SAP HANA has been in the market for more than five years and has stirred up the database market considerably. Column-based main-memory databases have established themselves as major players, and all major database manufacturers either have integrated a version already or have announced their intention to do so. Compared to most other approaches, the main difference with SAP HANA is that the main memory column store is also used for transactional applications, which prevents multiple representation.

We could not have foreseen this development back in 2002 when we integrated the first version of a pure main memory-based (non-transactional) column store into the TREX search engine. For the document world, column-based storage of metadata (e.g., author, creation date, etc.) delivered added value because it was possible to add metadata in a flexible and easy manner and to query this data efficiently.

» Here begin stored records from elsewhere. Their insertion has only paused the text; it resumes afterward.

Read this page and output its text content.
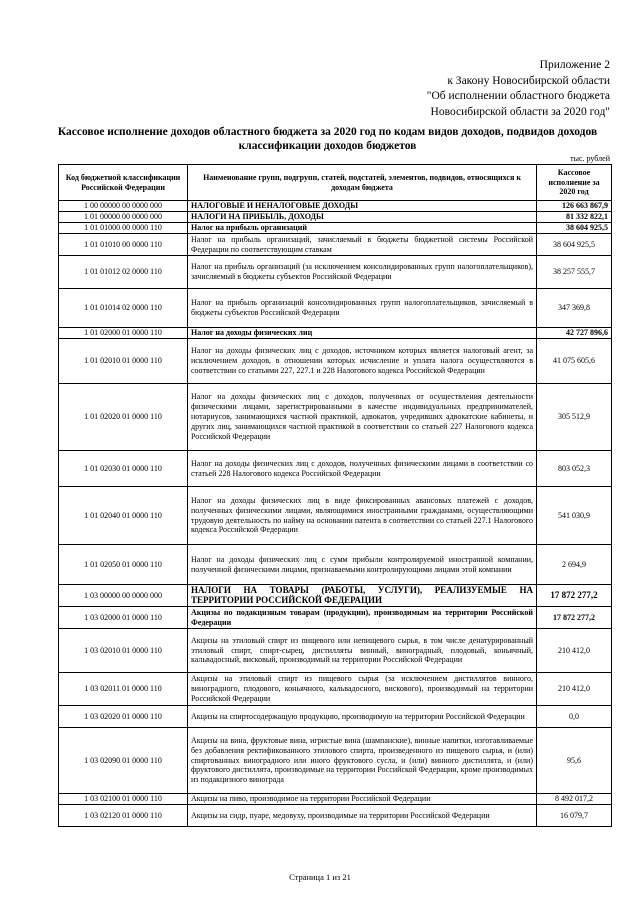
Приложение 2
к Закону Новосибирской области
"Об исполнении областного бюджета
Новосибирской области за 2020 год"
Кассовое исполнение доходов областного бюджета за 2020 год по кодам видов доходов, подвидов доходов классификации доходов бюджетов
тыс. рублей
Код бюджетной классификации Российской Федерации	Наименование групп, подгрупп, статей, подстатей, элементов, подвидов, относящихся к доходам бюджета	Кассовое исполнение за 2020 год
1 00 00000 00 0000 000	НАЛОГОВЫЕ И НЕНАЛОГОВЫЕ ДОХОДЫ	126 663 867,9
1 01 00000 00 0000 000	НАЛОГИ НА ПРИБЫЛЬ, ДОХОДЫ	81 332 822,1
1 01 01000 00 0000 110	Налог на прибыль организаций	38 604 925,5
1 01 01010 00 0000 110	Налог на прибыль организаций, зачисляемый в бюджеты бюджетной системы Российской Федерации по соответствующим ставкам	38 604 925,5
1 01 01012 02 0000 110	Налог на прибыль организаций (за исключением консолидированных групп налогоплательщиков), зачисляемый в бюджеты субъектов Российской Федерации	38 257 555,7
1 01 01014 02 0000 110	Налог на прибыль организаций консолидированных групп налогоплательщиков, зачисляемый в бюджеты субъектов Российской Федерации	347 369,8
1 01 02000 01 0000 110	Налог на доходы физических лиц	42 727 896,6
1 01 02010 01 0000 110	Налог на доходы физических лиц с доходов, источником которых является налоговый агент, за исключением доходов, в отношении которых исчисление и уплата налога осуществляются в соответствии со статьями 227, 227.1 и 228 Налогового кодекса Российской Федерации	41 075 605,6
1 01 02020 01 0000 110	Налог на доходы физических лиц с доходов, полученных от осуществления деятельности физическими лицами, зарегистрированными в качестве индивидуальных предпринимателей, нотариусов, занимающихся частной практикой, адвокатов, учредивших адвокатские кабинеты, и других лиц, занимающихся частной практикой в соответствии со статьей 227 Налогового кодекса Российской Федерации	305 512,9
1 01 02030 01 0000 110	Налог на доходы физических лиц с доходов, полученных физическими лицами в соответствии со статьей 228 Налогового кодекса Российской Федерации	803 052,3
1 01 02040 01 0000 110	Налог на доходы физических лиц в виде фиксированных авансовых платежей с доходов, полученных физическими лицами, являющимися иностранными гражданами, осуществляющими трудовую деятельность по найму на основании патента в соответствии со статьей 227.1 Налогового кодекса Российской Федерации	541 030,9
1 01 02050 01 0000 110	Налог на доходы физических лиц с сумм прибыли контролируемой иностранной компании, полученной физическими лицами, признаваемыми контролирующими лицами этой компании	2 694,9
1 03 00000 00 0000 000	НАЛОГИ НА ТОВАРЫ (РАБОТЫ, УСЛУГИ), РЕАЛИЗУЕМЫЕ НА ТЕРРИТОРИИ РОССИЙСКОЙ ФЕДЕРАЦИИ	17 872 277,2
1 03 02000 01 0000 110	Акцизы по подакцизным товарам (продукции), производимым на территории Российской Федерации	17 872 277,2
1 03 02010 01 0000 110	Акцизы на этиловый спирт из пищевого или непищевого сырья, в том числе денатурированный этиловый спирт, спирт-сырец, дистилляты винный, виноградный, плодовый, коньячный, кальвадосный, висковый, производимый на территории Российской Федерации	210 412,0
1 03 02011 01 0000 110	Акцизы на этиловый спирт из пищевого сырья (за исключением дистиллятов винного, виноградного, плодового, коньячного, кальвадосного, вискового), производимый на территории Российской Федерации	210 412,0
1 03 02020 01 0000 110	Акцизы на спиртосодержащую продукцию, производимую на территории Российской Федерации	0,0
1 03 02090 01 0000 110	Акцизы на вина, фруктовые вина, игристые вина (шампанские), винные напитки, изготавливаемые без добавления ректификованного этилового спирта, произведенного из пищевого сырья, и (или) спиртованных виноградного или иного фруктового сусла, и (или) винного дистиллята, и (или) фруктового дистиллята, производимые на территории Российской Федерации, кроме производимых из подакцизного винограда	95,6
1 03 02100 01 0000 110	Акцизы на пиво, производимое на территории Российской Федерации	8 492 017,2
1 03 02120 01 0000 110	Акцизы на сидр, пуаре, медовуху, производимые на территории Российской Федерации	16 079,7
Страница 1 из 21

Things got interesting when we started using the technology to aggregate large volumes of data. Initial performance results were phenomenal and produced an air of disbelief within SAP, quickly followed by immense euphoria. Production continued until 2005; in that year, we delivered the SAP BW Accelerator (BWA) as an accelerator for our SAP Business Warehouse (SAP BW) systems. The benefits were obvious: no additional database aggregates, as well as extremely good and, above all, consistent access times because the risk of accessing undefined aggregates had disappeared.

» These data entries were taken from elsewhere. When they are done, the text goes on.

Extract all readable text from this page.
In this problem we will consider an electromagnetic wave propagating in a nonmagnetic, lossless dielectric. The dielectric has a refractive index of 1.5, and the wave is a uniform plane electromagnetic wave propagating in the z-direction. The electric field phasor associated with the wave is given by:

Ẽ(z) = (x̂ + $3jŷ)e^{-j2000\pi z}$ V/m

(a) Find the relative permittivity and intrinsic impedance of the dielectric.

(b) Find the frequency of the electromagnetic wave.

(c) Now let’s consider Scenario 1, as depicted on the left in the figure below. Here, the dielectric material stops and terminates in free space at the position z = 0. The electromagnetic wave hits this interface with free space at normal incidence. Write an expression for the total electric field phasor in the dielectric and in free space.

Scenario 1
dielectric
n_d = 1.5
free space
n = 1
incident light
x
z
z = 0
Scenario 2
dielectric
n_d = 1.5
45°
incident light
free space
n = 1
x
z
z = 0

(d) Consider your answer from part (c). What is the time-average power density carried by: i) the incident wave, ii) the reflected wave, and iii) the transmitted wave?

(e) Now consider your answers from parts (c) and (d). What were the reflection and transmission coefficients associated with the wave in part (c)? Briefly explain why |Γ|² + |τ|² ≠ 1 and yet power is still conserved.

The major breakthrough in relation to main memory-based column stores occurred in 2009 when Hasso Plattner had the vision to postulate joint column storage for Online Analytical Processing (OLAP) (reporting) queries and the Online Transaction Processing (OLTP) load. This proposal was revolutionary due to Hasso’s suggestion to place OLAP and OLTP in one system and to supplement this system with database storage in the form of a main memory-based column store. At first, the research community was very skeptical, but soon after, the sheer number of high-quality publications on this topic proved that it had well and truly arrived.

To turn this vision into a viable product, SAP HANA was established in 2009 when three groups (P*Time, MaxDB, and TREX) were merged and later joined by the Sybase team. The goal was—and remains—to build a database management platform that offers much more than traditional databases and to make this platform available to a wide range of applications, including SAP application platforms. At the end of 2010, SAP delivered the first “data-mart variant” of SAP HANA, followed by SAP HANA for BI and SAP HANA for SAP BW. A major event and final confirmation of Hasso’s vision was the announcement of SAP Business Suite powered by SAP HANA in January 2013 and its delivery to our customers. The sales figures of SAP Business Suite 4 on SAP HANA (S/4HANA) and SAP HANA itself speak for themselves.

Our customers, partners, and internal development groups can now implement a large range of options that incorporate SAP HANA’s speed and functionality into their applications and thus reap the rewards of deploying SAP HANA. ABAP is and will be one of the substantial development environments for SAP HANA, but as the developer, you must rethink whether you want to exploit the potential of SAP HANA fully. This book will certainly help in this regard.

SAP HANA will remain SAP’s innovation platform. We can therefore all look forward to exciting times ahead with lots of new features, innovations, and opportunities to build new types of never before conceived applications.